Проехав большой дорогой четыре километра, я поравнялся с протоком, в котором, благодаря рассказам монголов, я тотчас же признал Мын-шуйское русло, обошедшее с востока Йо-шуй-дабанский отрог; его сопровождала поросль низкорослого саксаула.

Следуя вдоль этого русла, я вскоре выехал на плоский отрог южных гор, сложенных из серого кристаллического известняка. С него я увидел километрах в трех впереди обширное желтое поле солонца Отун-да-цзы-чан и быстро приближавшийся к нему караван. Переход был окончен.

Из урочища Отун-да-цзы-чан Карлык-таг был уже ясно виден. Между ним и нами расстилалась широкая волнистая степь, по сторонам и позади вставали горы. И вот, для того чтобы лучше ориентироваться среди этих последних, решено было после обеда взобраться на ближайший утес Е-шуй-Шаня. Восхождение это заняло с добрый час времени, так как для того, чтобы найти подходящий обсервационный пункт, нам пришлось переменить несколько сопок. С последней, представлявшей скалу красно-бурого фельзитового порфира, открылся наконец вид, который мог удовлетворить большинству наших требований.

Вдали, на северо-западном краю горизонта, в неясных очертаниях вставал Карлык-таг с своими четырьмя седыми вершинами, которые с поразительной ясностью выделялись на сверкающей синеве центрально-азиатского неба.
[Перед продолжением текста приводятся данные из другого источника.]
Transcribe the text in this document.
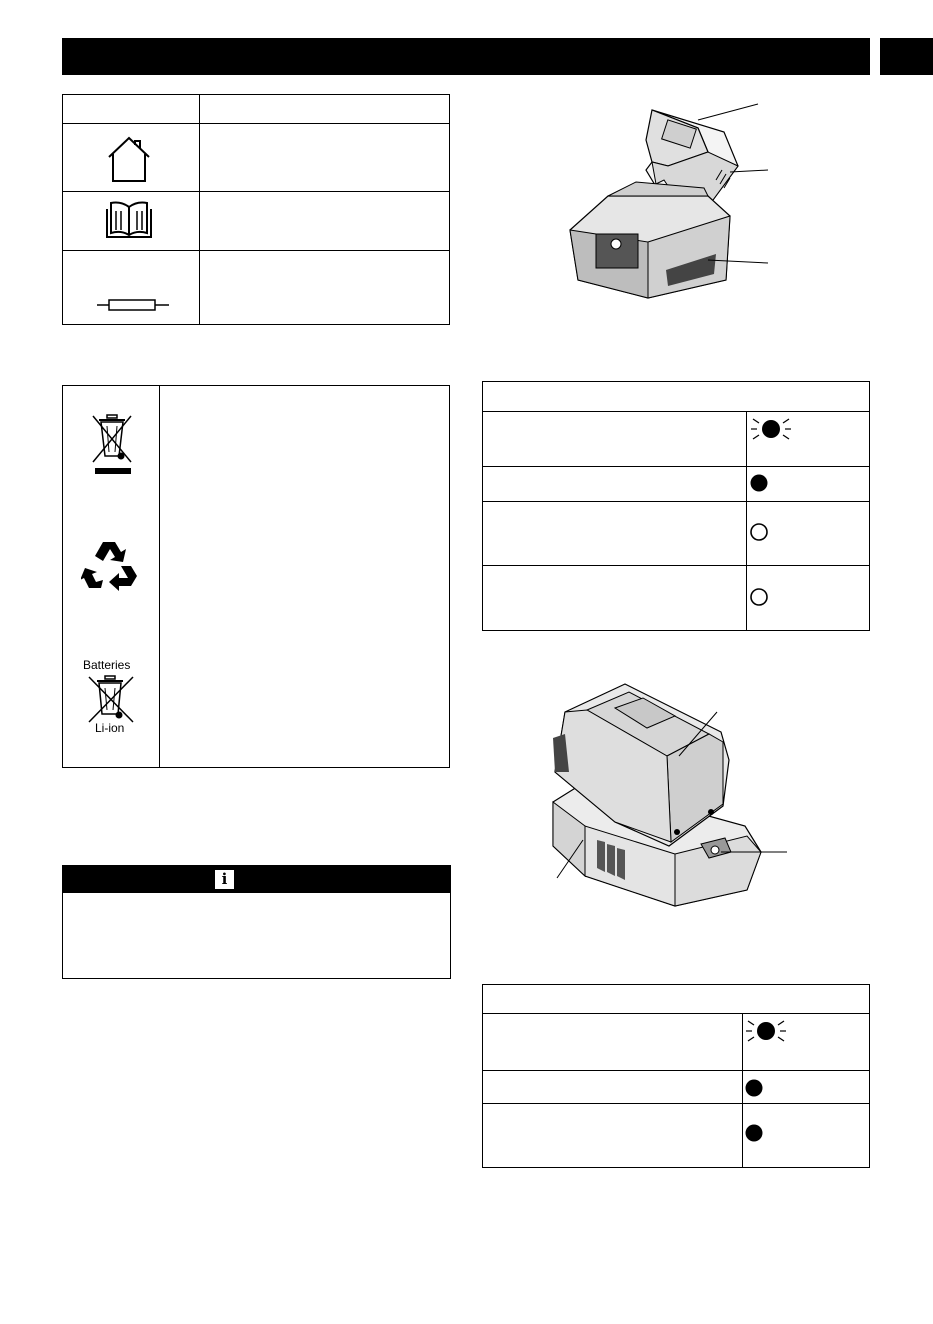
Batteries
Li-ion
i
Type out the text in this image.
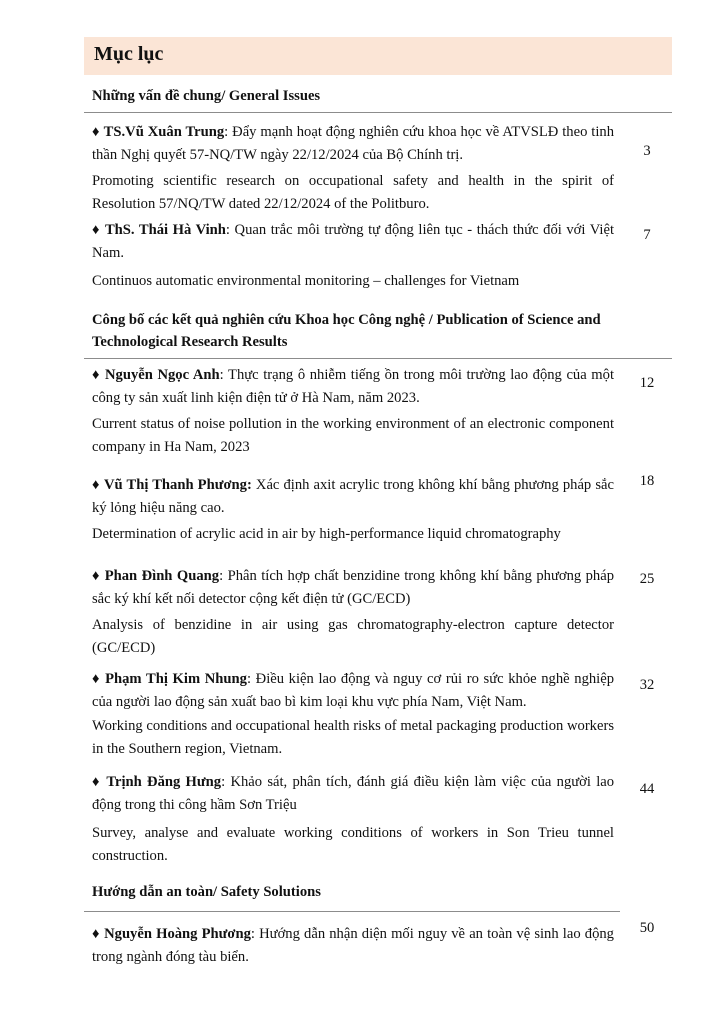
Mục lục
Những vấn đề chung/ General Issues
♦ TS.Vũ Xuân Trung: Đẩy mạnh hoạt động nghiên cứu khoa học về ATVSLĐ theo tinh thần Nghị quyết 57-NQ/TW ngày 22/12/2024 của Bộ Chính trị.
Promoting scientific research on occupational safety and health in the spirit of Resolution 57/NQ/TW dated 22/12/2024 of the Politburo.
3
♦ ThS. Thái Hà Vinh: Quan trắc môi trường tự động liên tục - thách thức đối với Việt Nam.
Continuos automatic environmental monitoring – challenges for Vietnam
7
Công bố các kết quả nghiên cứu Khoa học Công nghệ / Publication of Science and Technological Research Results
♦ Nguyễn Ngọc Anh: Thực trạng ô nhiễm tiếng ồn trong môi trường lao động của một công ty sản xuất linh kiện điện tử ở Hà Nam, năm 2023.
Current status of noise pollution in the working environment of an electronic component company in Ha Nam, 2023
12
♦ Vũ Thị Thanh Phương: Xác định axit acrylic trong không khí bằng phương pháp sắc ký lỏng hiệu năng cao.
Determination of acrylic acid in air by high-performance liquid chromatography
18
♦ Phan Đình Quang: Phân tích hợp chất benzidine trong không khí bằng phương pháp sắc ký khí kết nối detector cộng kết điện tử (GC/ECD)
Analysis of benzidine in air using gas chromatography-electron capture detector (GC/ECD)
25
♦ Phạm Thị Kim Nhung: Điều kiện lao động và nguy cơ rủi ro sức khỏe nghề nghiệp của người lao động sản xuất bao bì kim loại khu vực phía Nam, Việt Nam.
Working conditions and occupational health risks of metal packaging production workers in the Southern region, Vietnam.
32
♦ Trịnh Đăng Hưng: Khảo sát, phân tích, đánh giá điều kiện làm việc của người lao động trong thi công hầm Sơn Triệu
Survey, analyse and evaluate working conditions of workers in Son Trieu tunnel construction.
44
Hướng dẫn an toàn/ Safety Solutions
♦ Nguyễn Hoàng Phương: Hướng dẫn nhận diện mối nguy về an toàn vệ sinh lao động trong ngành đóng tàu biển.
50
От этих вершин в обе стороны тянулась воздушная, нежно-фиолетовая зубчатая полоса гор, которая на востоке служила лишь фоном для целого ряда гребней более близких гор, составляющих юго-восточную окраину необъятного нагорья Тянь-Шаня. Из массы этих, точно затянутых флером, высот ответвлялась гряда, которая, следуя к юго-западу, постепенно вырисовывалась в скалистый, очень расчлененный хребет. Это – Ма-дунь-Шань, самый северный из бэй-шаньских хребтов, с которого стекали некогда воды, образовавшие Янь-дуньский проток. Западный конец его нам был ясно виден, мы могли даже различить его темно-серые и бурые скалы, чередовавшиеся с широкими седловинами. Между ним и Е-шуй-Шанем расстилалась глубокая долина, переходившая на востоке в волнистое плато, замыкавшееся на краю горизонта горами.

Существует ли какая-либо связь между этими горами и хребтом Фо-чэн-цзы, уловить за дальностью расстояния я не мог; однако, думаю, что, подобно Е-шуй-Шаню, они представляют лишь северный отрог помянутого хребта, прислонившийся к Ма-дунь-Шаню. На западе высокие скалистые массивы кряжей Гинь-ва-Шань и Лу-гань-чан совершенно скрывали расположение находящихся позади горных масс. Такой характер горного ландшафта в верховьях Янь-дуньского протока дает повод думать о существовании прочной топографической связи между горами бэй-шаньской и тянь-шаньской систем, если только Карлык-таг относится к этой последней системе.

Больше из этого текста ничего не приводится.